WTO talks end with no major win

Published March 3, 2024
UAE Minister of Foreign Trade Thani bin Ahmed Al Zeyoudi speaks during the opening ceremony of the WTO ministerial meeting in Abu Dhabi on February 26, 2024. — AFP
UAE Minister of Foreign Trade Thani bin Ahmed Al Zeyoudi speaks during the opening ceremony of the WTO ministerial meeting in Abu Dhabi on February 26, 2024. — AFP

ABU DHABI: A high-level WTO conference ended on Saturday with a temporary extension of an e-commerce moratorium but no deals on agriculture and fisheries, throwing into doubt the effectiveness of the multilateral trade body.

The outcomes of the World Trade Organisation’s 13th ministerial conference in Abu Dhabi highlighted the sharp divisions between the body’s 164 members amid geopolitical tensions and economic headwinds that are threatening global commerce.

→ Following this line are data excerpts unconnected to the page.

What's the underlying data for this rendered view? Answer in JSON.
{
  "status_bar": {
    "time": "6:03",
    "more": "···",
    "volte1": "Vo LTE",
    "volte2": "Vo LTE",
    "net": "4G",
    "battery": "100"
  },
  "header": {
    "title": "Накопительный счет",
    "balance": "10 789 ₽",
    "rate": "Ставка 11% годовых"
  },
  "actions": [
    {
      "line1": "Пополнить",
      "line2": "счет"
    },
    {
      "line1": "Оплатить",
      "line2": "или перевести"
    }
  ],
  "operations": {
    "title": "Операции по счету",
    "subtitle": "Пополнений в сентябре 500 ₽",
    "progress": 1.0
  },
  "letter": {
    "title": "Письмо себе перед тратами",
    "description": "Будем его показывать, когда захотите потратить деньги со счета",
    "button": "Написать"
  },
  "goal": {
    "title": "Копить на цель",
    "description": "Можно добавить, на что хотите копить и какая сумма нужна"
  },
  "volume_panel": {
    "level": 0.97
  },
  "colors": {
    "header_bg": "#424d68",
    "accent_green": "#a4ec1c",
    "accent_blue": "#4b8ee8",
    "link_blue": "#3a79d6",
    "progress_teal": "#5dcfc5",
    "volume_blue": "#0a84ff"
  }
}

“The WTO needed a good crisis and perhaps this will lead to a realisation that we cannot continue like this,” said a senior European Union official participating in the talks.

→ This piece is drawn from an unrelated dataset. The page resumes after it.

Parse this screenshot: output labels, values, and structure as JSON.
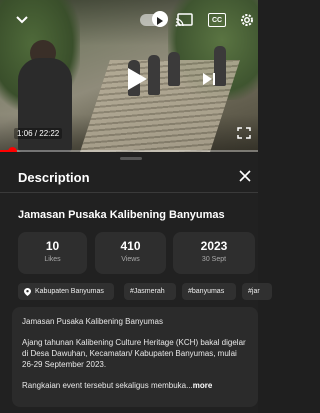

Speaking at the closing press conference, the Emirati chair of the so-called MC13 gathering, Thani Al Zeyoudi, acknowledged the shortcomings.

“Despite our best efforts, we failed to agree on some texts which are of great importance to many of our members,” said Al Zeyoudi, who also serves as the UAE’s foreign trade minister.

For her part, WTO Director-General Ngozi Okonjo-Iweala said the talks came up “against an international backdrop marked by greater uncertainty than at any time I can remember”.

“We have achieved some important things and we have not managed to complete others,” she said while insisting that the “glass was half full”.

The WTO, the only international body dealing with the rules of trade between nations, requires full consensus from all members to chalk up deals.

It was hoping the MC13 would replicate the landmark success of its 2022 ministerial in Geneva, which yielded a deal on fisheries and saw members agree to restore a now-defunct dispute settlement system by the end of this year.

But the latest ministerial fell short of that objective.

“The unexpected weakness of the overall (MC13) package should... serve as a wake-up call,” the secretary general of the International Chamber of Commerce, John Denton, said in a statement.

‘Bogged down’

After a 2022 deal that banned subsidies contributing to illegal, undeclared and unregulated fishing, the WTO was hoping to conclude a second package focusing on subsidies that result in overcapacity and overfishing.

Negotiations in recent months at the WTO headquarters in Geneva had enabled a draft text to be brought forward for a second fisheries deal, which provided flexibility and advantages for developing countries.

But some — notably India — demanded further concessions, including transition periods that others consider to be too long. At MC13, a revised draft fisheries agreement faced strong objections from New Delhi.

“There was basically just one country that was blocking the deal,” said EU trade commissioner Valdis Dombrovskis, without specifying which member.

Richard Ouellet of Canada’s University of Laval said “consensus, which was once the cement of this organisation, has now become the mud in which it is bogged down”.

Emirati sway

With farmer protests sweeping Europe and India, agriculture agreements also emerged as a particularly sensitive topic of debate.

Member states were trying to negotiate a text listing the subjects that merit further discussion.

An agriculture package, however, was hampered by a firm demand by India for permanent rules governing public stockholding of food reserves to replace temporary measures adopted by the WTO. India’s insistence on a permanent solution for public stockholding was “impossible to bridge”, Dombrovskis said.

Despite failing on agriculture and fisheries, the WTO managed to temporarily salvage a moratorium on customs duties for digital transmissions that was extended for another two years.

It faced a particularly strong challenge at MC13, with countries led by India and South Africa arguing that it harms customs revenues.

India’s Commerce Minister Piyush Goyal said on Friday that he allowed the extension to pass “out of respect” to the conference’s Emirati chair, whom he called a “good friend”.

However, the moratorium, which has been regularly extended since 1998, is set to definitively expire on March 31, 2026, with no chance of an extension, Iweala said. “I think that the membership has agreed... on very firm dates for its conclusion,” she said.

“I have to abide by what the membership has just decided.” On dispute settlement reform, the final outcome mainly reiterated the commitment made at MC12 to have a fully and well-functioning dispute settlement system in place by 2024.